Por eso pidió oración a todas las iglesias para sanar el “horrible pecado” de la desunión:
'La raíz del problema es conseguir que todos los grupos cristianos recaben la oración ecuménica, una oración que refleje nuestro profundo sufrimiento por el horrible pecado de la desunión. Todos hemos pecado. Debemos humillarnos, orar sin cesar y exigir infatigablemente el milagro del reencuentro total. Ciertamente no veremos que esto suceda, pero nuestro deber urgente es prepararnos para ello, por lejano que sea. Nuestro Cristo, nuestro Señor común, espera la oración unánime de todos los grupos cristianos para que pueda reunirlos cuando y como quiera
Lamentó que hubiera tan poca oración cuando ocurrieron las divisiones en la iglesia en ese momento:
'Era necesario que la iniciativa de la Iglesia estuviera respaldada por algo que faltaba en la Edad Media – la gran orquesta del Espíritu proporcionada por el pueblo de Cristo. Debe haber una preparación por parte de la mayor parte de la Iglesia en oración y anhelo de reconciliación, si los tesoros complementarios de la verdad, Oriente y Wast, quieren encontrar su unidad en Cristo.
Por eso pidió oración a todas las iglesias para sanar el “horrible pecado” de la desunión:
'La raíz del problema es conseguir que todos los grupos cristianos recaben la oración ecuménica, una oración que refleje nuestro profundo sufrimiento por el horrible pecado de la desunión. Todos hemos pecado. Debemos humillarnos, orar sin cesar y exigir infatigablemente el milagro del reencuentro total. Ciertamente no veremos que esto suceda, pero nuestro deber urgente es prepararnos para ello, por lejano que sea. Nuestro Cristo, nuestro Señor común, espera la oración unánime de todos los grupos cristianos para que pueda reunirlos cuando y como quiera
La campaña de oración de Augsburgo 2030: desde el principio.

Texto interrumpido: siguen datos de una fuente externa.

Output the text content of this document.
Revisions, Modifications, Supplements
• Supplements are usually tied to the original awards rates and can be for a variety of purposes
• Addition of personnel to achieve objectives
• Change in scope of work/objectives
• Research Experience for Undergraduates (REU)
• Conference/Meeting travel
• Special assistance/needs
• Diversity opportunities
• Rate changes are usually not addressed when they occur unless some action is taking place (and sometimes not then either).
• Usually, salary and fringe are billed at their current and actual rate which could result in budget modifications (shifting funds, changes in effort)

La campaña de oración por el 500 aniversario de la Confesión de Augsburgo en 2030 comenzó en Carolina del Sur, Estados Unidos, en un monasterio trapense. El Superior escribió una Oración por Augsburgo que luego se distribuyó por correo superficial y correo electrónico en todo el mundo a comunidades donde había importantes iglesias luteranas y católicas. Ahora pide oraciones desde estos territorios para ayudar a crear esa «Orquesta del Espíritu» universal que el Abbé Couturier buscaba para ese «milagro de la reunión total», por lejano que fuera. El abad Couturier no tuvo la oportunidad de presenciar ni el Vaticano 2, ni la Declaración sobre el Ecumenismo ni la Declaración Conjunta sobre la Doctrina de la Justificación, firmada por cinco confesiones importantes de 1999. Es nuestra parte buscar en oración la curación del cisma occidental ocurrido en Augsburgo en 1530.